Seasons

Emotions roil within me; stark whites of pure joy, rich reds of abundance, deep blues of contentment, clinging greys of lingering gloom.  Explanation for their rise eludes me.  I breathe and wait for the tumult to subside.  I know that time will pass and my mind will settle into the dull browns of everyday existence but for now, I let the churning carry me forward.

For the past two weeks, a buoyancy born of the incredible gift of gathering has kept me afloat.  Voice after voice congratulated me for the release of my book.  In truth, I did little beyond the simple act of gathering ten years of thought into a collection and tendering the whole to a talented editor and a prescient photographer to package and illustrate with care.  I collect the praise and share it, for without my cohorts, the words might have lingered and faded in the virtual file drawer where I had stowed them.  

I always thought the book that I produced would reflect the turning of the seasons.  How else can we describe our lives?  We come into this world fresh, new, cloaked in nothing but hope and possibility.  Lessons come to us, as the sun radiates our days and the moon soothes our nights with her most poignant lullabies.  As the trees turn to shimmering golds we proudly survey what we have built.  Then the snows fall on our shoulders as we settle into our softest perch, ease our muscles, and lift our feet to a waiting stool. 

The seasons turn and gather on the earth as our lives unfold.  Genevieve Casey’s photographs carry the theme through the pages as they flutter and fall.  I could not have asked for a better workmate.  Her eyes see, in a single slide, what my words take pages to reveal.  Though she took her pictures over several years before agreeing to be a part of my book, she chose them with a keen understanding of what I wanted to do.  The images serve as stepping stones through the collection.  What a gift she gave me, letting her work so perfectly complement mine!

Now I see autumn in the rising of the wind on Andrus Island where I live.  Our one brutal week of summer fell upon the state while I lingered in Missouri.  The nights grow colder.  The air turns crisp.  The wildlife, they who came before us and will endure after we pass, moves into the space we occupy.  They look upon our intrusion as temporary.  The starkness of winter forces us indoors, while the hawks, the coyotes, and the egrets remain outside to greet the migrating flocks.  If we never emerged, they would not care.  They would simple expand their use of our feeble structures until the vines overgrew the last vestiges of our time.
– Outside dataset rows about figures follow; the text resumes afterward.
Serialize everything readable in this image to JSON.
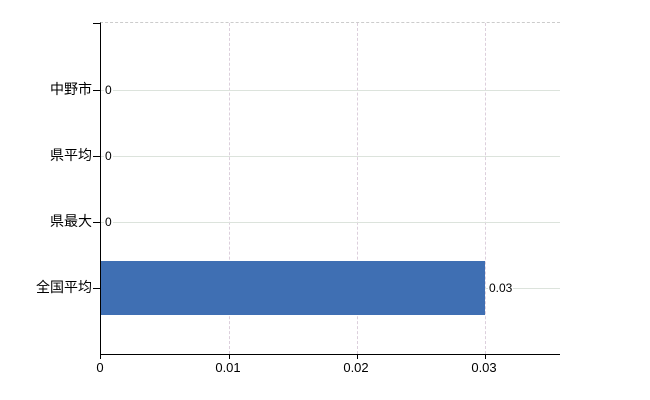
{
  "chart_data": {
    "type": "bar",
    "orientation": "horizontal",
    "title": "",
    "categories": [
      "中野市",
      "県平均",
      "県最大",
      "全国平均"
    ],
    "values": [
      0,
      0,
      0,
      0.03
    ],
    "value_labels": [
      "0",
      "0",
      "0",
      "0.03"
    ],
    "x_axis": {
      "ticks": [
        0,
        0.01,
        0.02,
        0.03
      ],
      "tick_labels": [
        "0",
        "0.01",
        "0.02",
        "0.03"
      ],
      "min": 0,
      "max": 0.0359
    },
    "grid": {
      "horizontal": true,
      "vertical": true
    },
    "legend_position": "none",
    "colors": {
      "bar": "#3f6fb3",
      "axis": "#000000",
      "grid_horizontal": "#dce3dc",
      "grid_vertical": "#dccfdc",
      "plot_top_border": "#cccccc",
      "text": "#000000"
    }
  }
}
I drive the levy roads with eyes wide open and camera at hand.  I want to see the creatures whom humanity dares displace.  I crave the chance to beg their forgiveness for our arrogance.  I long to acknowledge the brevity of our season, and the eternity of theirs.  I owe them my gratitude for the gift of this little hour in their world. 
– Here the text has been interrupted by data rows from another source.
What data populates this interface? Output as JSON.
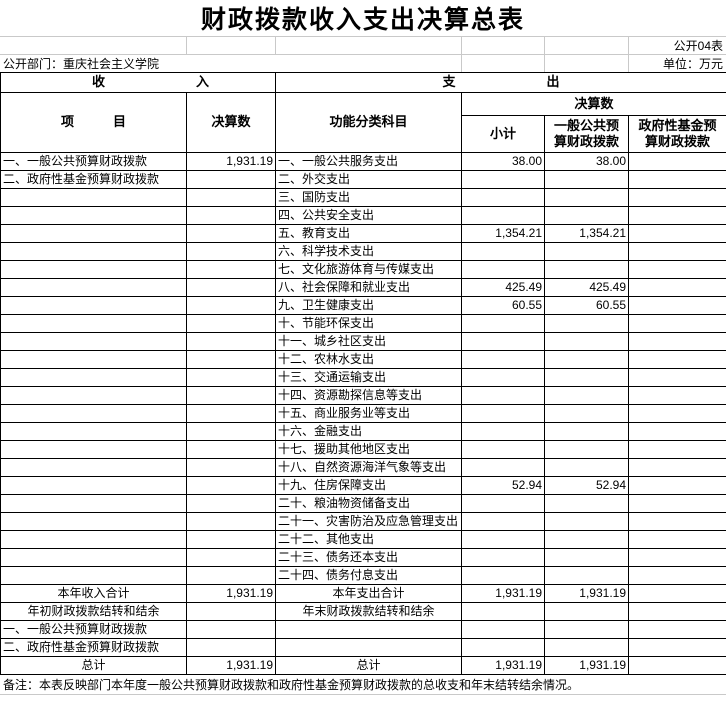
{
  "title": "财政拨款收入支出决算总表",
  "meta": {
    "table_code": "公开04表",
    "department": "公开部门：重庆社会主义学院",
    "unit": "单位：万元"
  },
  "headers": {
    "income_section": "收入",
    "expense_section": "支出",
    "item": "项目",
    "final_amount": "决算数",
    "function_category": "功能分类科目",
    "final_amount_group": "决算数",
    "subtotal": "小计",
    "general_budget": "一般公共预\n算财政拨款",
    "gov_fund": "政府性基金预\n算财政拨款"
  },
  "rows": [
    {
      "in": "一、一般公共预算财政拨款",
      "inv": "1,931.19",
      "ex": "一、一般公共服务支出",
      "sub": "38.00",
      "gen": "38.00",
      "fund": ""
    },
    {
      "in": "二、政府性基金预算财政拨款",
      "inv": "",
      "ex": "二、外交支出",
      "sub": "",
      "gen": "",
      "fund": ""
    },
    {
      "in": "",
      "inv": "",
      "ex": "三、国防支出",
      "sub": "",
      "gen": "",
      "fund": ""
    },
    {
      "in": "",
      "inv": "",
      "ex": "四、公共安全支出",
      "sub": "",
      "gen": "",
      "fund": ""
    },
    {
      "in": "",
      "inv": "",
      "ex": "五、教育支出",
      "sub": "1,354.21",
      "gen": "1,354.21",
      "fund": ""
    },
    {
      "in": "",
      "inv": "",
      "ex": "六、科学技术支出",
      "sub": "",
      "gen": "",
      "fund": ""
    },
    {
      "in": "",
      "inv": "",
      "ex": "七、文化旅游体育与传媒支出",
      "sub": "",
      "gen": "",
      "fund": ""
    },
    {
      "in": "",
      "inv": "",
      "ex": "八、社会保障和就业支出",
      "sub": "425.49",
      "gen": "425.49",
      "fund": ""
    },
    {
      "in": "",
      "inv": "",
      "ex": "九、卫生健康支出",
      "sub": "60.55",
      "gen": "60.55",
      "fund": ""
    },
    {
      "in": "",
      "inv": "",
      "ex": "十、节能环保支出",
      "sub": "",
      "gen": "",
      "fund": ""
    },
    {
      "in": "",
      "inv": "",
      "ex": "十一、城乡社区支出",
      "sub": "",
      "gen": "",
      "fund": ""
    },
    {
      "in": "",
      "inv": "",
      "ex": "十二、农林水支出",
      "sub": "",
      "gen": "",
      "fund": ""
    },
    {
      "in": "",
      "inv": "",
      "ex": "十三、交通运输支出",
      "sub": "",
      "gen": "",
      "fund": ""
    },
    {
      "in": "",
      "inv": "",
      "ex": "十四、资源勘探信息等支出",
      "sub": "",
      "gen": "",
      "fund": ""
    },
    {
      "in": "",
      "inv": "",
      "ex": "十五、商业服务业等支出",
      "sub": "",
      "gen": "",
      "fund": ""
    },
    {
      "in": "",
      "inv": "",
      "ex": "十六、金融支出",
      "sub": "",
      "gen": "",
      "fund": ""
    },
    {
      "in": "",
      "inv": "",
      "ex": "十七、援助其他地区支出",
      "sub": "",
      "gen": "",
      "fund": ""
    },
    {
      "in": "",
      "inv": "",
      "ex": "十八、自然资源海洋气象等支出",
      "sub": "",
      "gen": "",
      "fund": ""
    },
    {
      "in": "",
      "inv": "",
      "ex": "十九、住房保障支出",
      "sub": "52.94",
      "gen": "52.94",
      "fund": ""
    },
    {
      "in": "",
      "inv": "",
      "ex": "二十、粮油物资储备支出",
      "sub": "",
      "gen": "",
      "fund": ""
    },
    {
      "in": "",
      "inv": "",
      "ex": "二十一、灾害防治及应急管理支出",
      "sub": "",
      "gen": "",
      "fund": ""
    },
    {
      "in": "",
      "inv": "",
      "ex": "二十二、其他支出",
      "sub": "",
      "gen": "",
      "fund": ""
    },
    {
      "in": "",
      "inv": "",
      "ex": "二十三、债务还本支出",
      "sub": "",
      "gen": "",
      "fund": ""
    },
    {
      "in": "",
      "inv": "",
      "ex": "二十四、债务付息支出",
      "sub": "",
      "gen": "",
      "fund": ""
    }
  ],
  "summary": {
    "income_total_label": "本年收入合计",
    "income_total_value": "1,931.19",
    "expense_total_label": "本年支出合计",
    "expense_total_sub": "1,931.19",
    "expense_total_gen": "1,931.19",
    "expense_total_fund": "",
    "carryover_income_label": "年初财政拨款结转和结余",
    "carryover_expense_label": "年末财政拨款结转和结余",
    "carryover_item1": "一、一般公共预算财政拨款",
    "carryover_item2": "二、政府性基金预算财政拨款",
    "grand_total_income_label": "总计",
    "grand_total_income_value": "1,931.19",
    "grand_total_expense_label": "总计",
    "grand_total_expense_sub": "1,931.19",
    "grand_total_expense_gen": "1,931.19",
    "grand_total_expense_fund": ""
  },
  "note": "备注：本表反映部门本年度一般公共预算财政拨款和政府性基金预算财政拨款的总收支和年末结转结余情况。"
}
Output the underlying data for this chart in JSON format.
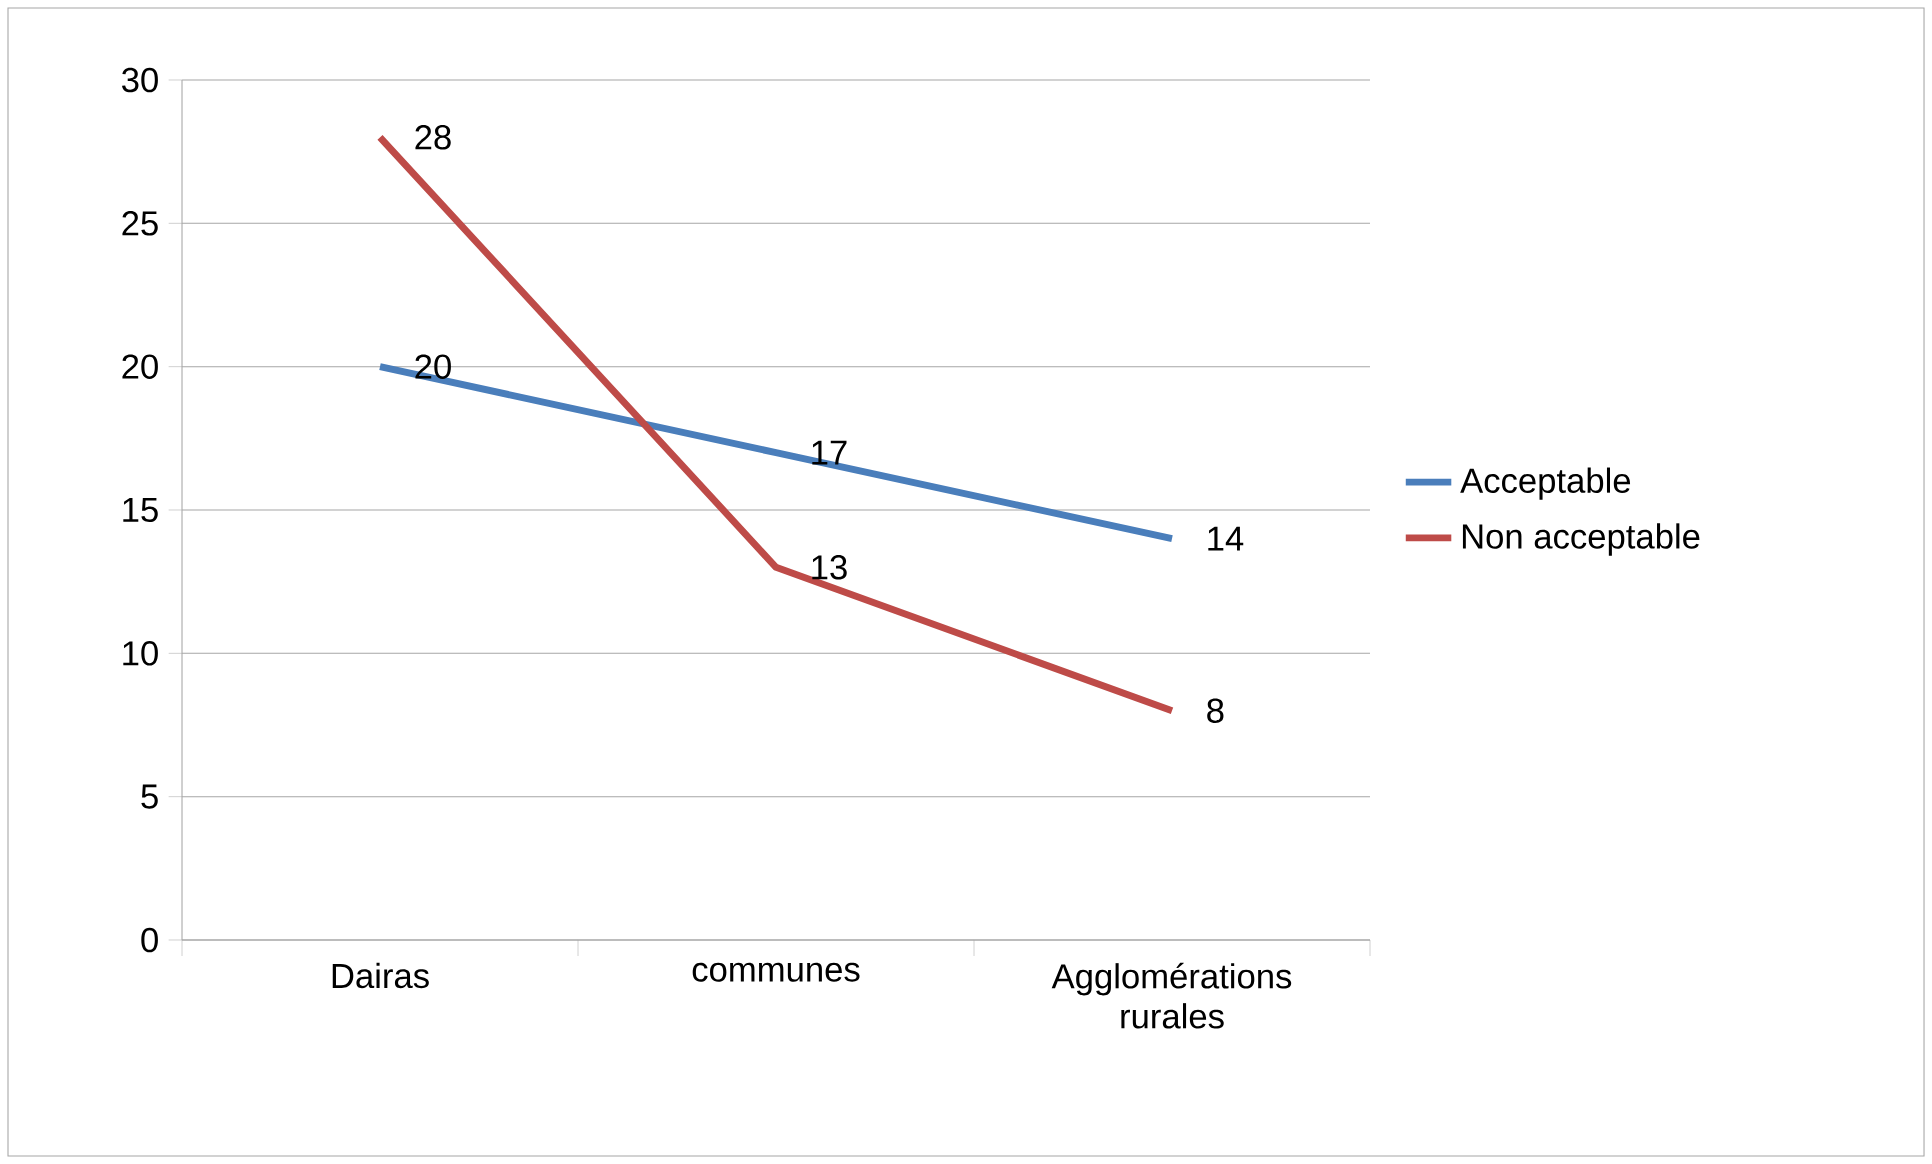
{
  "chart_data": {
    "type": "line",
    "categories": [
      "Dairas",
      "communes",
      "Agglomérations rurales"
    ],
    "series": [
      {
        "name": "Acceptable",
        "color": "#4a7ebb",
        "values": [
          20,
          17,
          14
        ]
      },
      {
        "name": "Non acceptable",
        "color": "#be4b48",
        "values": [
          28,
          13,
          8
        ]
      }
    ],
    "ylim": [
      0,
      30
    ],
    "yticks": [
      0,
      5,
      10,
      15,
      20,
      25,
      30
    ],
    "grid": "y",
    "legend": "right",
    "data_labels": true,
    "marker": "none",
    "line_style": "solid"
  }
}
I have so little to show for the sixty-seven years which I have spent on earth to date:  Memories; a funny little house; the certain knowledge that my son has made his way to something of which we can both be proud; a cherished clutch of comrades.  This time of living in the California Delta has given me a layer of understanding for which I only dared dream.  I understand the smallness of my existence and its insignificance.  But I also see that my piece completes the puzzle.  For that awareness, I shall forever give thanks.

It’s the twenty-fourth day of the one-hundred and fifth month of My Year Without Complaining.  Life continues.

Lone egrets forever fascinate me. This one watched over Andrus Island’s fields from the relic of a venerable tree on Jackson Slough Road earlier this month.